O ministério do Meio Ambiente vai acabar mesmo a partir de 1 de janeiro de 2019?
Passadas as eleições esta é uma das principais polêmicas relacionadas a posicionamentos ambientais da chapa de Jair Bolsonaro. Lembro que a proposta é uma das poucas relacionadas ao meio ambiente presente no plano de governo de Bolsonaro. Está lá na página 68 e prevê a criação de um super ministério da agricultura que englobaria, entre outras estruturas hoje independentes, a atual pasta do meio ambiente.
Mas a repercussão tem sido tão negativa que porta-vozes da bancada ruralista e o próprio Bolsonaro já deram a entender que voltarão atrás no posicionamento de juntar as duas pastas. Perceberam que o desgaste político não vale a pena neste momento, já que para os eleitores que o escolheram como futuro presidente a pauta ambiental não tem o peso de questões como: segurança pública, combate a corrupção e retomada econômica.
Mas isso não quer dizer que a natureza está salva no Brasil, afinal o problema não está na estrutura ministerial e sim nas posturas, posicionamento e acordos políticos em relação a causa da sustentabilidade. E sobre isso há duas questões que, para mim, vão acontecer:

  • Bolsonaro irá apoiar e defender medidas em favor do agronegócio, pois se elegeu com maciço apoio da bancada ruralista. Isso será feito a partir de mudanças legais, como no Código Florestal. Um dos itens que vejo no retrovisor da bancada ruralista não é de hoje é a parte do Código Florestal que estabelece que proprietários de terras na região da Amazônia têm de preservar 80% de florestas dentro de suas terras, a chamada Reserva Legal.
  • Haverá mudanças nas regras de licenciamento ambiental, hoje sob responsabilidade do Ibama. No plano de governo de Bolsonaro há uma proposta concreta sobre o tema envolvendo licenças para PCHs (Pequenas Centrais Hidrelétricas). A ideia é que o Ibama seja obrigado a se pronunciar em 90 dias sobre a licença, a partir disso há concessão automática.

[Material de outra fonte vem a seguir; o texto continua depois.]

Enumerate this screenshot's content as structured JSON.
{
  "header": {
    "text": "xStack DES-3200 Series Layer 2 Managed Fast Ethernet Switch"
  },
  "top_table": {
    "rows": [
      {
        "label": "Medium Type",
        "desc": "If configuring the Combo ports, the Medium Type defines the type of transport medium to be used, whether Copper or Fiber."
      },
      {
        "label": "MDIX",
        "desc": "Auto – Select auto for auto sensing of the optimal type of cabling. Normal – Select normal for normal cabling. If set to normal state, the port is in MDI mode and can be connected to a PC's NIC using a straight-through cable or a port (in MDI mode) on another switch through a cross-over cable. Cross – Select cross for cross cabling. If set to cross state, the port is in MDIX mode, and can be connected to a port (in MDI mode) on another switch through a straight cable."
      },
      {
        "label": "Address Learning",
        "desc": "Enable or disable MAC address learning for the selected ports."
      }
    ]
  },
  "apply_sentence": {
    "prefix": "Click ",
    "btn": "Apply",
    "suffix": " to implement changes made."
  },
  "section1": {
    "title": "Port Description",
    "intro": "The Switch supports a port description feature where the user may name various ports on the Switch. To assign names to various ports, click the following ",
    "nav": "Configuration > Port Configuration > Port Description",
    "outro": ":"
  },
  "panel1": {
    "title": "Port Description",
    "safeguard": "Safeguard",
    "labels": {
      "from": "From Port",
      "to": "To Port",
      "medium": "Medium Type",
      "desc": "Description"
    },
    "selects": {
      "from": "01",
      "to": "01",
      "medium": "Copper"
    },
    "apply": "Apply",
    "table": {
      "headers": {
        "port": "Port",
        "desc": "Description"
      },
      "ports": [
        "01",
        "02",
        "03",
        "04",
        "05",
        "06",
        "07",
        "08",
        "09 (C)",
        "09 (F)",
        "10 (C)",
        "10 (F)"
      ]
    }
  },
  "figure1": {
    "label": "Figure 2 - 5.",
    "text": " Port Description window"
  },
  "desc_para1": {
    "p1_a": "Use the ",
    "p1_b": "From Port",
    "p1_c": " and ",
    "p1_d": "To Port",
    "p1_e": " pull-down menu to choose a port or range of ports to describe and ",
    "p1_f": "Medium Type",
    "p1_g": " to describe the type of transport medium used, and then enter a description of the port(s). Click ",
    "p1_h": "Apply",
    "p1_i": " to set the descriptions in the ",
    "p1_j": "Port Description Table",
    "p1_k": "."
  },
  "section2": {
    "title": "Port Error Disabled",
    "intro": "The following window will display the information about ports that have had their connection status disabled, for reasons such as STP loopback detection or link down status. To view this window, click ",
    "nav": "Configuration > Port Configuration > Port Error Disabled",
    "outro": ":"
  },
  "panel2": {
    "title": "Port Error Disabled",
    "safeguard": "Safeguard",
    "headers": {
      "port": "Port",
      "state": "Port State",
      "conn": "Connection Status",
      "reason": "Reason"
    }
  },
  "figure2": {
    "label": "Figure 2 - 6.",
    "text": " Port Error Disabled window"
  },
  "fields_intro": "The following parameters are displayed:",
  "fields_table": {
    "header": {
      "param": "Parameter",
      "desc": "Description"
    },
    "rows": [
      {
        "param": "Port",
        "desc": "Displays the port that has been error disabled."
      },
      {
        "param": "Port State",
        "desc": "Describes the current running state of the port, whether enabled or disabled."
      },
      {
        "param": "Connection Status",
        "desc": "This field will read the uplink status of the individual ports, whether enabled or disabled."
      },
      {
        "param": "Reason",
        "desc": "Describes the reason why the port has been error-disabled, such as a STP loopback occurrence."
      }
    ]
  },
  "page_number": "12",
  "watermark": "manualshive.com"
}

Que a pauta ambiental não faz parte da política de desenvolvimento defendida pelo futuro presidente é algo óbvio (e é com grande pesar que escrevo isso). Porém, tenho visto muita gente especular sobre os posicionamentos ambientais de Bolsonaro sem base. Até aqui temos duas formas de saber o que poderá acontecer, o que está no plano de governo e o que ele e aliados próximos tem declarado em entrevistas. E partindo destas duas fontes a única coisa que podemos afirmar até aqui é que o governo de Jair Bolsonaro não será nem mais e nem menos amigável ao meio ambiente do que os governos anteriores foram.
Certeza mesmo é que avanços (e bloqueio a retrocessos) na pauta sustentável do Brasil continuarão dependentes da mobilização de quem milita e acredita no quanto este assunto é fundamental para nosso futuro neste país e neste planeta.